I am wondering if one can apply colors directly to parameters from rstanarm models with bayesplot
For example from https://mc-stan.org/bayesplot/articles/plotting-mcmc-draws.html:
library("bayesplot")
library("ggplot2")
library("rstanarm")
fit <- stan_glm(mpg ~ ., data = mtcars, seed = 1111)
posterior <- as.array(fit)
color_scheme_set("red")
mcmc_intervals(posterior, pars = c("cyl", "drat", "am", "sigma"))
returns:
The documentation describes custom schemes, or mixing, but they still apply to every parameter in the plot:
color_scheme_set("mix-blue-red")
plot(fit, pars = c("cyl", "drat", "am", "sigma"))
The plot function (with rstanarm model) no longer accepts a col
argument to be able to specify each point. Is there anyway to specify a string of colors (or schemes) for each parameter in the plot?
Edit: Based on comments from @Limey, you can modify plots as ggobjects, but I don't see a straightforward way to access the original plot aesthetics.
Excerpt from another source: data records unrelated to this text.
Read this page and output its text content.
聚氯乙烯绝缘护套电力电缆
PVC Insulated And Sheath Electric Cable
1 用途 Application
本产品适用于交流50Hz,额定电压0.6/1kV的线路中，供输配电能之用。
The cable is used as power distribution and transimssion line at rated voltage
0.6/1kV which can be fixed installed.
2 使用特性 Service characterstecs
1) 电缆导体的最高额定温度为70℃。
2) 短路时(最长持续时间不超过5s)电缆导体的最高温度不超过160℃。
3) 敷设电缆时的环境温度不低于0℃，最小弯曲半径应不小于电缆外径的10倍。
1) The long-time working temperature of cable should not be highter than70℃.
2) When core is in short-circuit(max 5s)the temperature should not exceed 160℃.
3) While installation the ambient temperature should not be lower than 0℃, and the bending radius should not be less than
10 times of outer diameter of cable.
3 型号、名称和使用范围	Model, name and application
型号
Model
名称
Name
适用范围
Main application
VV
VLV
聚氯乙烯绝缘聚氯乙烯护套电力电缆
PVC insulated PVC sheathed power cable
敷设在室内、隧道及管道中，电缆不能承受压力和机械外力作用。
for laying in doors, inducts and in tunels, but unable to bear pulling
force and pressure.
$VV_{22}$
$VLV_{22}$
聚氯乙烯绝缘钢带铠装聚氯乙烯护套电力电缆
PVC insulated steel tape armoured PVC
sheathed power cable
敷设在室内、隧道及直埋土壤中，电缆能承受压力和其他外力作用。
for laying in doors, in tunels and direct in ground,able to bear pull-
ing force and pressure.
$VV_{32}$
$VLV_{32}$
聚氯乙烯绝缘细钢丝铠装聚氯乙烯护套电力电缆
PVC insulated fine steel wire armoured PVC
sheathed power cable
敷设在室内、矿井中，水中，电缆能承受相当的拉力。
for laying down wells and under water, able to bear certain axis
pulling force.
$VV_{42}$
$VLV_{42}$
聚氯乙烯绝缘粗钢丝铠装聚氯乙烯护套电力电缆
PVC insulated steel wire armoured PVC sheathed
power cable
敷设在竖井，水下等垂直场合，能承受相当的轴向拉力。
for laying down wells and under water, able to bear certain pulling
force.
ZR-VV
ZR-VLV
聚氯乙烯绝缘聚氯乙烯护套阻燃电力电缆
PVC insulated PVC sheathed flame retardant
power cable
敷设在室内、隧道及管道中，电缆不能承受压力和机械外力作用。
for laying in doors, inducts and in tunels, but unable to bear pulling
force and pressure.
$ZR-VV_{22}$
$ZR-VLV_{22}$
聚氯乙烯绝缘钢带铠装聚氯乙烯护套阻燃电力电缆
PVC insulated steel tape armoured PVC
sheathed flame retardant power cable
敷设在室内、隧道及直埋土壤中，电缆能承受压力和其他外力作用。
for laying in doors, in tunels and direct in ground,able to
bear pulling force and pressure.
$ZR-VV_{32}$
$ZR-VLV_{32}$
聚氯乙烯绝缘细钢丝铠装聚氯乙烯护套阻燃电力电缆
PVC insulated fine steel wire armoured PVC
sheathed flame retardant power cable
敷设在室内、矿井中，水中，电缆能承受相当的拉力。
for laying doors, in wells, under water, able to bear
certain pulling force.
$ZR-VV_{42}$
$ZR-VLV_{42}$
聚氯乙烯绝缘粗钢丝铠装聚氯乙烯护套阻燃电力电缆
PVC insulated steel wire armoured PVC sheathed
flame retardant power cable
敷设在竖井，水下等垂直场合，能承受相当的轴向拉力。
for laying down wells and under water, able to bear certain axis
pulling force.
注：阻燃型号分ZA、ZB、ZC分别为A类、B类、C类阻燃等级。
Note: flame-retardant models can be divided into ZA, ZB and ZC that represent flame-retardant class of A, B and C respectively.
For example, scale_colour_manual
(or any other scale_colour_...
for that matter) does not alter the plotted values:
plot(fit, pars = c("cyl", "drat", "am", "sigma"))+
scale_colour_manual(values=c("blue", "purple", "orange","red"))
(see plot above, it looks the same). Another example, I can plot points, on top of the original:
plot(fit, pars = c(names(mtcars)[-1]))+
geom_point(aes(x=fit$coefficients[-1],y=names(fit$coefficients)[-1]),color="black")
and make them bigger to match (note I have also made them pink here):
plot(fit, pars = c(names(mtcars)[-1]))+
geom_point(aes(x=fit$coefficients[-1],y=names(fit$coefficients)[-1]),color="pink",size=3)
I could do this for each of the errorbar objects as well, but at this point I am not really modifying the original plot, but rather plotting right over the top of it. In this case it makes sense to ditch the rstanarm plot function all together and simply do it manually, or create my own function, which is fine. However, if anyone knows how to do modify the plot(rstanarm_object)
colors directly, I would still be interested to hear it.